C’est la révolte de la population pauvre de Palestine qui a contraint Israël à discuter de la question d’un Etat palestinien, évoqué depuis longtemps et proclamé unilatéralement par l’Organisation de Libération de la Palestine (OLP) à Alger en 1988. L’Intifada dure depuis 5 ans quand la conférence de Madrid, en 1991, initie un cycle de négociations entre l’OLP et le gouvernement israélien. Tenues d’abord secrètes en Norvège, elles aboutissent aux accords d’Oslo (signés en fait à la Maison blanche, sous l’égide des Etats-unis, le 13 septembre 1993).

L’impossibilité pour l’Etat israélien de mâter la révolte palestinienne l’a poussé à ce compromis.

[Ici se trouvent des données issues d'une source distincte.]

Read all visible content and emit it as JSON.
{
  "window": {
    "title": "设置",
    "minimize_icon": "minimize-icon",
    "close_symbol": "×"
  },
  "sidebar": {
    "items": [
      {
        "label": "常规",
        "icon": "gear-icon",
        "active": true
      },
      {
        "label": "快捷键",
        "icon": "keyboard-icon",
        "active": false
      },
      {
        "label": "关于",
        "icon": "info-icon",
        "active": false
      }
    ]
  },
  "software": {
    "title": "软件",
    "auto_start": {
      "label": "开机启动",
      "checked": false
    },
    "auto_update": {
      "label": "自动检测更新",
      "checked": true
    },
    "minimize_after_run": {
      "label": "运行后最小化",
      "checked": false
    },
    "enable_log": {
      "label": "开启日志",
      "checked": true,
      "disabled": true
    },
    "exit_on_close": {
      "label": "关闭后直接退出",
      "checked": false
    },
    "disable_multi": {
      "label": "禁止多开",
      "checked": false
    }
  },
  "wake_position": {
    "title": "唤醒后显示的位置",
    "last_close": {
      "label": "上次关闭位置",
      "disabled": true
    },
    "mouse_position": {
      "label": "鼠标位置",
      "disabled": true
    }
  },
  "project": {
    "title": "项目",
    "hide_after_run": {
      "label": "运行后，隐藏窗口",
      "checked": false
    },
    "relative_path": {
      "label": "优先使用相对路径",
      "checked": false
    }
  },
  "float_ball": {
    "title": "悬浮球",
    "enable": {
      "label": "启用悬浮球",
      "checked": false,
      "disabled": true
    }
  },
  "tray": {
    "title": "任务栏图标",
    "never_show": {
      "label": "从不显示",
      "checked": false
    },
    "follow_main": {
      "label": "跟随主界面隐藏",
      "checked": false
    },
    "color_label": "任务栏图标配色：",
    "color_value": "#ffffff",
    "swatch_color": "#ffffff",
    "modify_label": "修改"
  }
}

Les nationalistes palestiniens crient victoire, la gauche israélienne se réjouit. Mais Israël entend bien ne faire que les concessions nécessaires pour calmer cette révolte.

Une « puissante force de police »

Les accords prévoient la création d’une Autorité palestinienne, pour une période intérimaire de 5 ans, sur une partie des territoires occupés. Sa nature, sa forme sont imposées sans discussion au peuple palestinien (même si, pour faire plaisir à l’ONU, des élections seront organisées pour choisir le Conseil palestinien). Surtout, l’Autorité palestinienne est bien loin d’avoir les prérogatives d’un Etat.

Bien sûr, comme le dit l’article VI des accords, l’administration militaire israélienne cède volontiers à l’Autorité « la compétence dans les domaines suivants : éducation et culture, santé, protection sociale... ». A elle désormais de gérer la pénurie sur ces questions. Elle aura aussi le droit de faire le sale boulot de lever des impôts sur la misère des camps de réfugiés. Et pourra même si elle le souhaite s’occuper d’environnement (article VII).

Mais le plus important vient ensuite : « le Conseil établira une puissante force de police tandis qu’Israël conservera la responsabilité de la défense contre les menaces extérieures ainsi que la sécurité globale des Israéliens » (article VIII). L’Autorité est donc d’abord une milice composée de Palestiniens, dont Israël espère qu’ils seront plus efficaces que les soldats de Tsahal, l’armée israélienne. Et celle-ci conserve le contrôle de la surveillance extérieure des camps : l’Autorité ne disposera pas d’armée. Par ailleurs, pour achever de lier les mains du monde arabe et s’assurer de la complicité de ses dictateurs, l’Autorité est placée sous surveillance égypto-jordanienne (article XII).

Une économie de camps

Et puis, il y a tout ce dont les accords ne traitent pas et dont dépend pourtant l’existence du peuple palestinien. L’économie des Territoires, à l’instar des pays arabes qui les entourent, est celle de pays du Tiers-monde, en pire peut-être. Le secteur agricole, qui représente 15 % du PNB palestinien, emploie 20 % de la population active. Pourtant, 6 % seulement des terres arables sont irriguées. Pour comparaison, en Israël 50 % de la surface cultivée est irriguée, ne contribuant pourtant qu’à 2 % de son économie. En fait Israël accapare 90 % de l’eau de Cisjordanie. A Gaza, les conséquences de cette expropriation de l’eau prennent les dimensions d’une catastrophe sanitaire. De cela, les accords d’Oslo ne disent mot.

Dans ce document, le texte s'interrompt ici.